“La Senne, de la source au confluent”, de Thierry Demey
LA SENNE, DE LA SOURCE AU CONFLUENT
Thierry Demey
- Bruxelles, éditions Badeaux, 2011, 541 p.
- 900 illustrations, 17 promenades avec plan
- Prix librairie TTC : 38 €
- Prix www.badeaux.be : 35 €
- ISBN 978-2930609-01-0
La Senne n’est pas un fleuve, tout juste une modeste rivière qui traverse le centre de la Belgique du sud au nord, de Soignies à Malines en passant par Bruxelles. Elle suit un parcours sinueux d’environ 103 kilomètres traversant villes, zones rurales et industrielles dont l’Histoire vous est comptée ici par le menu. Peu spectaculaire et parfois franchement rébarbative en apparence tant son passé suinte à chaque pas, cette vallée dévoile un substrat humain dense sur fond de développement industriel spectaculaire qui s’est épanoui jusqu’à la fin des Trente Glorieuses.

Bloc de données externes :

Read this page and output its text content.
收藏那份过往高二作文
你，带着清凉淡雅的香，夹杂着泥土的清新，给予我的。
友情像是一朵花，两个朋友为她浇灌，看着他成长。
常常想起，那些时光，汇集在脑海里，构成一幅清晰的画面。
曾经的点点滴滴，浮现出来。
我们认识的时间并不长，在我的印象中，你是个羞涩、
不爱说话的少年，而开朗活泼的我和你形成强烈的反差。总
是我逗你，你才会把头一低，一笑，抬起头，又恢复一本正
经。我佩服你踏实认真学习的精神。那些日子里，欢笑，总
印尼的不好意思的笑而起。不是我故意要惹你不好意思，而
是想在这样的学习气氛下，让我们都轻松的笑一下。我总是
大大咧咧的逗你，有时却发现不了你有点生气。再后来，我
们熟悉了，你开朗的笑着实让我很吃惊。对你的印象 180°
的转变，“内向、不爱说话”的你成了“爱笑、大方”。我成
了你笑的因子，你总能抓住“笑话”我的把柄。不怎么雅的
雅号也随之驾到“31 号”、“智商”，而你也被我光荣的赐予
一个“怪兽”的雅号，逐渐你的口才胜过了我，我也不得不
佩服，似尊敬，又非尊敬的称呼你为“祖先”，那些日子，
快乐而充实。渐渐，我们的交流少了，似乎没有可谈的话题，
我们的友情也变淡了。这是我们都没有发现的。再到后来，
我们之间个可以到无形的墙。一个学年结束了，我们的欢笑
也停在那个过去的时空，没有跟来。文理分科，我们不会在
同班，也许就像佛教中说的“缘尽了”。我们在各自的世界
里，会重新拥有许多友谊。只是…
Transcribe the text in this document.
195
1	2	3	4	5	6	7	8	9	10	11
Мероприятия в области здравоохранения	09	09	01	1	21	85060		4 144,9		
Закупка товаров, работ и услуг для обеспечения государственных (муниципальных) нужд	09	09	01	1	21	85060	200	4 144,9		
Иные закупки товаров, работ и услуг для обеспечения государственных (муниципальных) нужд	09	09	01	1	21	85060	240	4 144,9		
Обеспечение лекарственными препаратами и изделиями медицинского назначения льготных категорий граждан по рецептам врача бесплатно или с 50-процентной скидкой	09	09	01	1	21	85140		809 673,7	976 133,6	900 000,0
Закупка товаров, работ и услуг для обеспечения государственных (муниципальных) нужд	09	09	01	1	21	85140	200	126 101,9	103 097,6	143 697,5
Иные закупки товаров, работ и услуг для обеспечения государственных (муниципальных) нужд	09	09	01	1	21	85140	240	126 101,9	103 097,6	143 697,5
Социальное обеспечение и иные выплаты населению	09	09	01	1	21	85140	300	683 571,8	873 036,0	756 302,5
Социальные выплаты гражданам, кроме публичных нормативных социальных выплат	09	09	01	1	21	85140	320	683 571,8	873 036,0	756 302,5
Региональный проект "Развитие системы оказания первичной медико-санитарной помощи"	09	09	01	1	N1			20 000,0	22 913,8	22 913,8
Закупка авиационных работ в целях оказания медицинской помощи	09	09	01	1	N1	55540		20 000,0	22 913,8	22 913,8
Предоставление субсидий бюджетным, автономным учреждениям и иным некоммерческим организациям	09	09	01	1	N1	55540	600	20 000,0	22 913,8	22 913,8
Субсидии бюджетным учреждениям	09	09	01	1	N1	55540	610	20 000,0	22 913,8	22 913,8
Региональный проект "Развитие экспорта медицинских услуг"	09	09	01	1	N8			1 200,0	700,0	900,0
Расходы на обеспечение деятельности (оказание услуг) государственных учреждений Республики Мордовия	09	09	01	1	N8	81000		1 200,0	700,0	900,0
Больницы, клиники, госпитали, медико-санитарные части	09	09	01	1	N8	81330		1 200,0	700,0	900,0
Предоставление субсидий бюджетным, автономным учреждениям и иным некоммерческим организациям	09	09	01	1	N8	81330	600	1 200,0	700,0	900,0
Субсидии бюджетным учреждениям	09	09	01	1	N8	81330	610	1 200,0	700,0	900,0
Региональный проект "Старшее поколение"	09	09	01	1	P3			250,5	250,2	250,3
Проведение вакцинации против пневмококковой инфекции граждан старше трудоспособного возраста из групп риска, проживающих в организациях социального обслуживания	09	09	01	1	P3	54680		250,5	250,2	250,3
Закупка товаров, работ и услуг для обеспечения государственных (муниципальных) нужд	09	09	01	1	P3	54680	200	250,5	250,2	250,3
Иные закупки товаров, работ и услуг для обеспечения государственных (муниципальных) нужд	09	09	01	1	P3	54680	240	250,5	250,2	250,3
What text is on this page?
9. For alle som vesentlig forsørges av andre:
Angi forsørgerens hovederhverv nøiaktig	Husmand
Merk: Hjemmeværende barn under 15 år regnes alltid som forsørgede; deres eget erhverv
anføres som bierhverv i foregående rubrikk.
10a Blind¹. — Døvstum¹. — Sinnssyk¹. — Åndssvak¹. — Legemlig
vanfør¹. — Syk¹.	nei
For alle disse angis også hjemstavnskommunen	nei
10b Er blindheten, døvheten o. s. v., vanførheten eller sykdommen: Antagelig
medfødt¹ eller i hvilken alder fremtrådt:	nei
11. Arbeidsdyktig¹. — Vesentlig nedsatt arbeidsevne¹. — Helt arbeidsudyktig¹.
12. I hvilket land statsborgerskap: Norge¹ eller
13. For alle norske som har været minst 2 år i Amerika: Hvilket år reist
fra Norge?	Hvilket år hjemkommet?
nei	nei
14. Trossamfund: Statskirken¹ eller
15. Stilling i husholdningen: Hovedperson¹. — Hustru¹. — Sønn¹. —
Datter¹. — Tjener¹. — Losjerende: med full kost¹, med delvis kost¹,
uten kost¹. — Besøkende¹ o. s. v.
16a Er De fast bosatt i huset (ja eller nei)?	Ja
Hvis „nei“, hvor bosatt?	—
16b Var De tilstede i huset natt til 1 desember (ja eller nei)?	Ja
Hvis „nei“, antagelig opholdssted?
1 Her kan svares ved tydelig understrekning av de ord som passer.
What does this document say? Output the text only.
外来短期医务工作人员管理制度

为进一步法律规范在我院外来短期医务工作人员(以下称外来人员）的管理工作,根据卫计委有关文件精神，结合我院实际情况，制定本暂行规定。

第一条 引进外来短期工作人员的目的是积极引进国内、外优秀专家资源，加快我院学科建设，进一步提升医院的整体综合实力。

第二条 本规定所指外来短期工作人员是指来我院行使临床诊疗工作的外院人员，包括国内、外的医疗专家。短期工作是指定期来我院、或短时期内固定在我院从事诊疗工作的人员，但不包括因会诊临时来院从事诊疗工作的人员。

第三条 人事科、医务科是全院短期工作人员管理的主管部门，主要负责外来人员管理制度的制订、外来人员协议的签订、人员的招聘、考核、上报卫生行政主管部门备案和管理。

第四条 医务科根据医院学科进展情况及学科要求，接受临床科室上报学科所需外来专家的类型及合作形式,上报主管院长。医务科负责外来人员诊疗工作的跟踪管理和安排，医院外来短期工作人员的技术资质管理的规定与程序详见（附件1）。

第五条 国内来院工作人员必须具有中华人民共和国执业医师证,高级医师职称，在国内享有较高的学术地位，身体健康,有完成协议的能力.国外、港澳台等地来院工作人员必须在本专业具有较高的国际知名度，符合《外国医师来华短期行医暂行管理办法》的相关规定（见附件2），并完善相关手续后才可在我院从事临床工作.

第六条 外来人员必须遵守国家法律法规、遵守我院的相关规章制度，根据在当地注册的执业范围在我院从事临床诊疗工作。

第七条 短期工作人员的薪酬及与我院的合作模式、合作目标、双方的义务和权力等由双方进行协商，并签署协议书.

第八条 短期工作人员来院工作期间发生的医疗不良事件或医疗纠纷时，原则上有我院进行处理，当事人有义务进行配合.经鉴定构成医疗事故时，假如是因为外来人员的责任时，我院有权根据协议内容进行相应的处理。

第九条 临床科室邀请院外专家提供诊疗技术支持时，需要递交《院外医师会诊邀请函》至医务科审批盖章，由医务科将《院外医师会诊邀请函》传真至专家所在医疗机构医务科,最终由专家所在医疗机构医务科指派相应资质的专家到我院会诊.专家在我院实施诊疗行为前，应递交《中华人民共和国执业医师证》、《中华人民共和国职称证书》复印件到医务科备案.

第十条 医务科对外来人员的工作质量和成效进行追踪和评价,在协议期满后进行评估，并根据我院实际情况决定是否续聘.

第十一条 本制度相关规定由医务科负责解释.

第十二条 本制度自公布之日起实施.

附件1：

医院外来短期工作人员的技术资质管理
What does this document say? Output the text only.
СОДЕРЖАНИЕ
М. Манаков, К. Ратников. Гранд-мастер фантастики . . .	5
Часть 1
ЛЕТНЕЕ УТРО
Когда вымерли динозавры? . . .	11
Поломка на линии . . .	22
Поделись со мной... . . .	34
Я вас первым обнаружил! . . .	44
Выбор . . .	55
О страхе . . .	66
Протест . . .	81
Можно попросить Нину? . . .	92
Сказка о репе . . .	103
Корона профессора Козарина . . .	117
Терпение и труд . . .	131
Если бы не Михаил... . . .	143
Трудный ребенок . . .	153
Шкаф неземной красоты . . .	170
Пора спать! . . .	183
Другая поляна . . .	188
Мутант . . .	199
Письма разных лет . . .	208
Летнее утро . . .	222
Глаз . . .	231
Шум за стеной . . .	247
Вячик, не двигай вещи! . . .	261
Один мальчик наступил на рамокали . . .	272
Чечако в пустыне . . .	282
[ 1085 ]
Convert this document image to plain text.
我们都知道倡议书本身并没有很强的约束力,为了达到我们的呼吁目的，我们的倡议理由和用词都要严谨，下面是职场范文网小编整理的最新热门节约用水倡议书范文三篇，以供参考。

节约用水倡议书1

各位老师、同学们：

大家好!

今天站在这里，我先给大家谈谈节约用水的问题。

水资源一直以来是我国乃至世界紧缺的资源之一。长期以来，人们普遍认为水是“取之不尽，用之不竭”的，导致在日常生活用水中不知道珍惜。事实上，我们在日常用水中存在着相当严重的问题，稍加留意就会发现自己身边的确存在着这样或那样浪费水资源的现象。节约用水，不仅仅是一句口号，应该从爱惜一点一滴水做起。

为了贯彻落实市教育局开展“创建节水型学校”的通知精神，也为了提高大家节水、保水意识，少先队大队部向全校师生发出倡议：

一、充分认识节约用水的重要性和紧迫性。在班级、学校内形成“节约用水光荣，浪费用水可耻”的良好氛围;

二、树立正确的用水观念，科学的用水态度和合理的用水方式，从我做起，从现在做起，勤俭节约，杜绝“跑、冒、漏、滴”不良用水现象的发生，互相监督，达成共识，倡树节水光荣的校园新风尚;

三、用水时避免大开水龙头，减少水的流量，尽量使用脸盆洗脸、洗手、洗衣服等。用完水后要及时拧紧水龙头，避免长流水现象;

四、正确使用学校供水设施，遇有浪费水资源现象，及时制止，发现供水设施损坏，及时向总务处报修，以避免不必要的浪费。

La Senne prend sa source à Naast, petit village du Hainaut tout proche de Soignies qu’elle traverse ensuite en effleurant les carrières de pierre bleue et la collégiale Saint-Vincent avant de rejoindre la campagne verdoyante autour d’Horrues et de Steenkerque. Avant d’aborder l’ancienne région industrielle de Tubize, elle arrose la petite ville de Rebecq et longe les carrières de porphyre de Quenast. Parallèle au canal de Charleroi, elle alimente ensuite Halle Beersel et Drogenbos avant d’entrer dans la région bruxelloise en passant sous le périphérique autoroutier. Derrière la gare du Midi, elle s’enfouit discrètement en sous-sol pour contourner le centre de Bruxelles par les boulevards de la Petite Ceinture et le canal de Willebroek qu’elle suit jusqu’à Vilvoorde. Canalisée, elle caresse encore les petits villages d’Eppegem , Weerde et Zemst avant de s’écouler dans la Dyle à hauteur de Heffen , quelques centaines de mètres en amont du Rupel. Bonne traversée !
A en juger par la manière dont elle a été traitée au fil des siècles, la Senne est une rivière encombrante, trop discrète pour structurer un paysage, trop large pour servir uniquement de chasse d’égout dans les zones habitées. Toutes les villes qu’elle traverse l’ont écartée sans ménagement de leur centre. Soignies et Bruxelles l’ont voûtée, Halle et Vilvoorde détournée. Les villages, eux, s’en sont accommodés avec plus ou moins de bonheur selon qu’ils se situent en Wallonie, dans la partie non navigable de son tracé, ou en Flandre. D’un côté, elle a gardé sa physionomie intacte, traversant une contrée rurale et pittoresque, dont plusieurs vieux moulins témoignent de l’activité agricole d’autrefois, et contournant de ses méandres les obstacles naturels à son passage. De l’autre, elle a été impitoyablement redressée, élargie et endiguée au point de ressembler davantage à un canal qu’à une rivière.
A l’exception d’une zone rurale et champêtre, qui s’étend de Horrues à Rebecq, en passant par Steenkerque, la rivière est jalonnée de sites industriels désaffectés. C’est que le bassin de la Senne a apporté une contribution décisive à l’industrialisation du Brabant au cours des deux derniers siècles. Rien pourtant ne la prédestinait à ce rôle, tant son parcours sinueux et nonchalant, son faible étiage et l’étroitesse de son lit semblent peu s’y prêter. En amont, autour de Soignies et d’Ecaussinnes, elle le doit aux contingences des formations géologiques qui ont placé un fabuleux gisement de pierre calcaire sur un axe rectiligne s’étendant de Maffle à Feluy. Plus loin, autour de Bruxelles, ce sont les infrastructures fluviales et ferroviaires nées de la révolution industrielle qui ont aimantées les activités industrielles les plus diverses. De Tubize au sud à Vilvoorde au nord, en passant par Halle, Drogenbos, Forest, Anderlecht, Molenbeek-Saint-Jean, un véritable sillon industriel s’est créé le long des canaux industriels de Charleroi et Willebroeck et des voies ferrées ouvertes entre 1835 et 1845. Un choix subjectif nous a fait raconter l’histoire des forges de Clabecq, de Fabelta, de la chicorée Pacha, de la chocolaterie Côte d’Or ou des biscuits Delacre.
Avec la crise économique, l’internationalisation et la concentration industrielle à l’œuvre dans de nombreux secteurs, ces activités industrielles ont presque toutes disparues dans la douleur et les plans sociaux. Les sites désaffectés ont subi une lente métamorphose qui fait la part belle aux lotissements résidentiels, sans pour autant négliger les sièges européens d’entreprises et les zones de stockage et de transport.